The question of the prisoner’s guilt was not capable of being reduced to any issue upon which the prosecution could bring to bear direct evidence; the most they were capable of doing was to show that the prisoner had opportunities of administering poison, which she shared with every individual in the house; further, that she had arsenic in her possession (and this was an open secret, as we have already explained with reference to the fly-papers); and, lastly, that she had the possibility of extracting arsenic in sufficient quantities to cause death, which was, however, extremely doubtful; and then the prosecution tried to complete this indirect evidence by proving that Mr. Maybrick died from arsenic poisoning, which they signally failed to do. The strong point of the prosecution, as they alleged, was that a bottle of Valentine’s meat juice had been seen in her hands on the night of Thursday, the 9th of May, and she replaced it in the bedroom, where it was afterward found by Michael Maybrick, and analyzed by Mr. Davis, who found half a grain of “arsenic in solution”; but there was no direct proof, such as is absolutely necessary to a conviction in a criminal case, of the identity of the bottle seen in Mrs. Maybrick’s hands and that given to the analyst, and there was evidence that it had remained in the bedroom within reach of anybody, Mr. Maybrick himself included, for eighteen hours, and did not until the next day reach the hands of the analyst. These bottles are all alike in appearance, of similar turnip-like shape as the bovril bottles now sold, and it is clear there was more than one, because Dr. Humphreys says in his evidence that on visiting his patient on the 6th of May he found some of the Valentine’s meat extract had made Mr. Maybrick sick, which he was not surprised at, as it often made people sick; while Nurse Gore, speaking of the bottle seen in the hands of Mrs. Maybrick, said it was a fresh, unused bottle, which she had herself opened only an hour before.
No evidence was given of what became of the opened bottle, and the presence of the arsenic having already been accounted for, and the fact recorded that the meat juice was not given to Mr. Maybrick, there is nothing to add to what has already been said, except that the account exactly dovetails with the prisoner’s own voluntary statement.

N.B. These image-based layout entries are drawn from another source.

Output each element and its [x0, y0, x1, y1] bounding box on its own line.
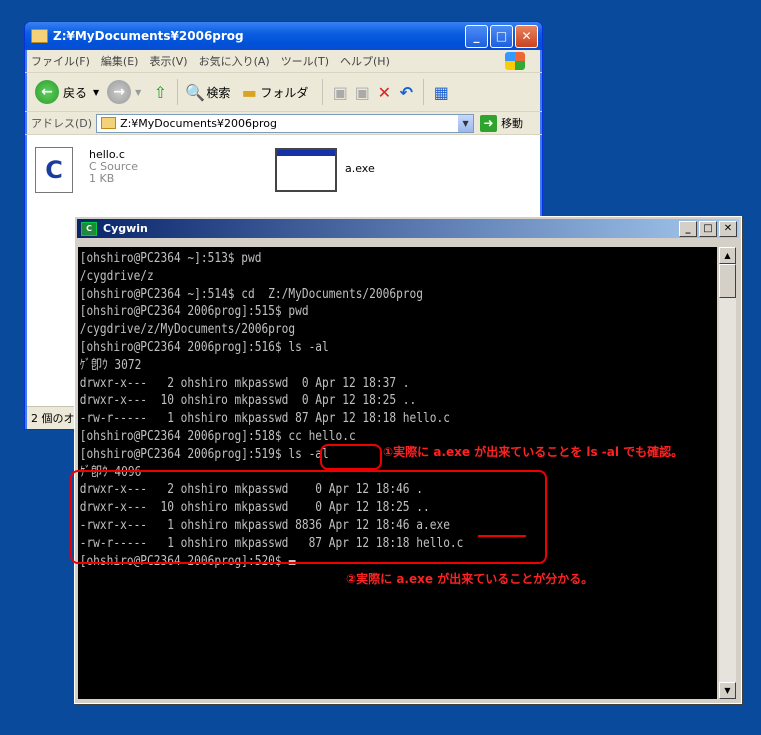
toolbar: ← 戻る ▼ → ▼ ⇧ 🔍 検索 ▬ フォルダ ▣ ▣ ✕ ↶ ▦: [25, 73, 542, 112]
undo-icon[interactable]: ↶: [395, 81, 417, 103]
c-source-file-icon: C: [35, 147, 73, 193]
terminal-line: drwxr-x--- 2 ohshiro mkpasswd 0 Apr 12 1…: [79, 375, 410, 391]
search-button[interactable]: 🔍 検索: [184, 81, 230, 103]
terminal-line: -rw-r----- 1 ohshiro mkpasswd 87 Apr 12 …: [79, 411, 450, 427]
address-label: アドレス(D): [31, 117, 93, 130]
views-icon[interactable]: ▦: [430, 81, 452, 103]
terminal-line: [ohshiro@PC2364 ~]:514$ cd Z:/MyDocument…: [79, 286, 424, 302]
terminal-line: /cygdrive/z/MyDocuments/2006prog: [79, 322, 296, 338]
toolbar-divider: [423, 79, 425, 105]
terminal-line: [ohshiro@PC2364 2006prog]:515$ pwd: [79, 304, 309, 320]
chevron-down-icon: ▼: [93, 87, 100, 97]
scroll-up-icon[interactable]: ▲: [719, 247, 736, 264]
executable-file-icon: [275, 148, 337, 192]
vertical-scrollbar[interactable]: ▲ ▼: [719, 247, 736, 699]
delete-icon[interactable]: ✕: [373, 81, 395, 103]
annotation-box-ls-command: [320, 444, 382, 470]
file-item-hello-c[interactable]: C hello.c C Source 1 KB: [35, 147, 138, 193]
folder-icon: [31, 29, 48, 43]
windows-logo-icon: [505, 52, 525, 70]
menu-favorites[interactable]: お気に入り(A): [199, 53, 270, 69]
menu-tools[interactable]: ツール(T): [281, 53, 329, 69]
cygwin-title-bar[interactable]: C Cygwin _ □ ✕: [77, 219, 739, 238]
terminal-line: [ohshiro@PC2364 2006prog]:518$ cc hello.…: [79, 428, 356, 444]
forward-button[interactable]: → ▼: [107, 80, 141, 104]
annotation-underline-a-exe: [478, 535, 526, 537]
minimize-button[interactable]: _: [679, 220, 697, 237]
address-bar: アドレス(D) Z:¥MyDocuments¥2006prog ▼ ➜ 移動: [25, 112, 542, 135]
up-folder-icon[interactable]: ⇧: [149, 81, 171, 103]
back-button[interactable]: ← 戻る ▼: [35, 80, 99, 104]
toolbar-divider: [177, 79, 179, 105]
annotation-note-1: ①実際に a.exe が出来ていることを ls -al でも確認。: [383, 445, 684, 459]
folder-icon: ▬: [241, 82, 257, 102]
explorer-title: Z:¥MyDocuments¥2006prog: [53, 29, 244, 43]
maximize-button[interactable]: □: [699, 220, 717, 237]
forward-arrow-icon: →: [107, 80, 132, 104]
go-button[interactable]: ➜ 移動: [480, 114, 524, 132]
menu-help[interactable]: ヘルプ(H): [340, 53, 390, 69]
terminal-line: [ohshiro@PC2364 2006prog]:516$ ls -al: [79, 339, 329, 355]
terminal-line: [ohshiro@PC2364 ~]:513$ pwd: [79, 251, 262, 266]
cygwin-title: Cygwin: [103, 222, 148, 235]
cygwin-icon: C: [81, 221, 97, 236]
menu-view[interactable]: 表示(V): [149, 53, 187, 69]
folders-button[interactable]: ▬ フォルダ: [238, 81, 309, 103]
terminal-line: [ohshiro@PC2364 2006prog]:519$ ls -al: [79, 446, 329, 462]
folder-icon: [101, 117, 117, 129]
annotation-box-listing: [70, 470, 547, 564]
file-item-a-exe[interactable]: a.exe: [275, 148, 375, 192]
annotation-note-2: ②実際に a.exe が出来ていることが分かる。: [346, 572, 594, 586]
folders-label: フォルダ: [260, 85, 309, 100]
menu-file[interactable]: ファイル(F): [31, 53, 90, 69]
scroll-down-icon[interactable]: ▼: [719, 682, 736, 699]
minimize-button[interactable]: _: [465, 24, 488, 48]
terminal-line: ｹﾞ卽ｳ 3072: [79, 357, 142, 373]
explorer-title-bar[interactable]: Z:¥MyDocuments¥2006prog _ □ ✕: [25, 22, 542, 50]
chevron-down-icon[interactable]: ▼: [458, 114, 474, 132]
cygwin-window: C Cygwin _ □ ✕ [ohshiro@PC2364 ~]:513$ p…: [74, 216, 742, 704]
copy-to-icon[interactable]: ▣: [351, 81, 373, 103]
search-label: 検索: [206, 85, 231, 100]
chevron-down-icon: ▼: [135, 87, 142, 97]
close-button[interactable]: ✕: [515, 24, 538, 48]
status-text: 2 個のオ: [31, 412, 75, 425]
back-label: 戻る: [63, 85, 88, 100]
file-name: a.exe: [345, 162, 375, 175]
address-value: Z:¥MyDocuments¥2006prog: [120, 116, 277, 130]
address-input[interactable]: Z:¥MyDocuments¥2006prog ▼: [96, 113, 475, 133]
terminal-line: /cygdrive/z: [79, 268, 154, 284]
scrollbar-thumb[interactable]: [719, 264, 736, 298]
menu-edit[interactable]: 編集(E): [101, 53, 139, 69]
back-arrow-icon: ←: [35, 80, 59, 104]
move-to-icon[interactable]: ▣: [329, 81, 351, 103]
go-arrow-icon: ➜: [480, 114, 498, 132]
terminal-line: drwxr-x--- 10 ohshiro mkpasswd 0 Apr 12 …: [79, 393, 417, 409]
go-label: 移動: [501, 117, 524, 130]
maximize-button[interactable]: □: [490, 24, 513, 48]
search-icon: 🔍: [185, 82, 206, 102]
toolbar-divider: [322, 79, 324, 105]
menu-bar: ファイル(F) 編集(E) 表示(V) お気に入り(A) ツール(T) ヘルプ(…: [25, 50, 542, 73]
file-size: 1 KB: [89, 172, 115, 185]
close-button[interactable]: ✕: [719, 220, 737, 237]
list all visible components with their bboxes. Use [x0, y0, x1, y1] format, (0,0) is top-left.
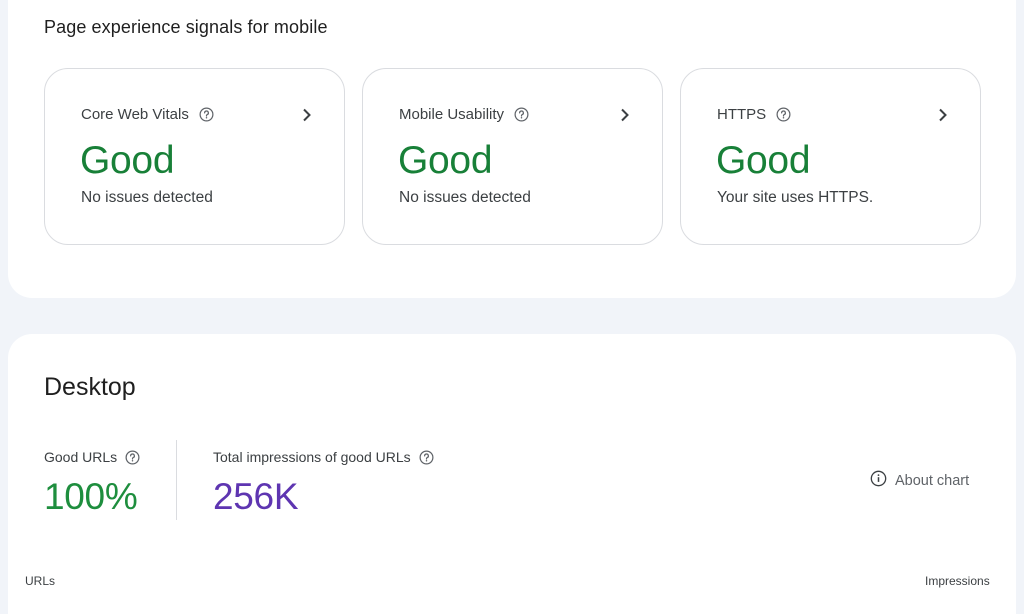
section-title: Page experience signals for mobile — [44, 17, 328, 37]
mobile-signals-panel: Page experience signals for mobile Core … — [8, 0, 1016, 298]
good-urls-metric: Good URLs 100% — [44, 449, 140, 518]
https-card[interactable]: HTTPS Good Your site uses HTTPS. — [680, 68, 981, 245]
desktop-title: Desktop — [44, 373, 136, 401]
card-label: Core Web Vitals — [81, 106, 189, 123]
good-urls-label: Good URLs — [44, 449, 118, 465]
help-circle-icon[interactable] — [199, 107, 214, 122]
desktop-panel: Desktop Good URLs 100% Total impressions… — [8, 334, 1016, 614]
about-chart-label: About chart — [895, 472, 970, 489]
help-circle-icon[interactable] — [776, 107, 791, 122]
metric-divider — [176, 440, 177, 520]
good-urls-value: 100% — [44, 476, 138, 517]
status-detail: Your site uses HTTPS. — [717, 189, 874, 206]
help-circle-icon[interactable] — [419, 450, 434, 465]
about-chart-button[interactable]: About chart — [870, 470, 969, 491]
chevron-right-icon — [936, 107, 950, 123]
status-good: Good — [398, 139, 493, 182]
axis-label-impressions: Impressions — [925, 574, 990, 588]
help-circle-icon[interactable] — [125, 450, 140, 465]
impressions-metric: Total impressions of good URLs 256K — [213, 449, 434, 518]
status-detail: No issues detected — [399, 189, 531, 206]
card-label: Mobile Usability — [399, 106, 505, 123]
impressions-label: Total impressions of good URLs — [213, 449, 411, 465]
status-detail: No issues detected — [81, 189, 213, 206]
card-label: HTTPS — [717, 106, 767, 123]
info-circle-icon — [870, 470, 887, 491]
mobile-usability-card[interactable]: Mobile Usability Good No issues detected — [362, 68, 663, 245]
impressions-value: 256K — [213, 476, 299, 517]
status-good: Good — [716, 139, 811, 182]
chevron-right-icon — [300, 107, 314, 123]
chevron-right-icon — [618, 107, 632, 123]
help-circle-icon[interactable] — [514, 107, 529, 122]
axis-label-urls: URLs — [25, 574, 56, 588]
status-good: Good — [80, 139, 175, 182]
core-web-vitals-card[interactable]: Core Web Vitals Good No issues detected — [44, 68, 345, 245]
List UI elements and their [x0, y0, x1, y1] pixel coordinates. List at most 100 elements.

Can any one, closely following the evidence throughout, fail to be impressed with the inconsistency of Mrs. Maybrick’s conduct in relation to her husband’s illness with a desire to murder him? In all recorded cases of poisoning, the utmost precautions to screen the victim from observation have been observed. In the present instance it would seem as if just the reverse object had been aimed at. We find the prisoner first giving the alarm about the attack of illness; first sending for the doctors, brothers, and friends; first suggesting that something taken by her husband, some drug or medicine, was at the bottom of the mischief. We find the very first thing she does is to administer a mustard emetic—the last thing one would have expected if there had been a desire to poison him. If the prisoner had wished to put everybody in the house, and the doctors themselves, on the scent of poison, she could not have acted differently.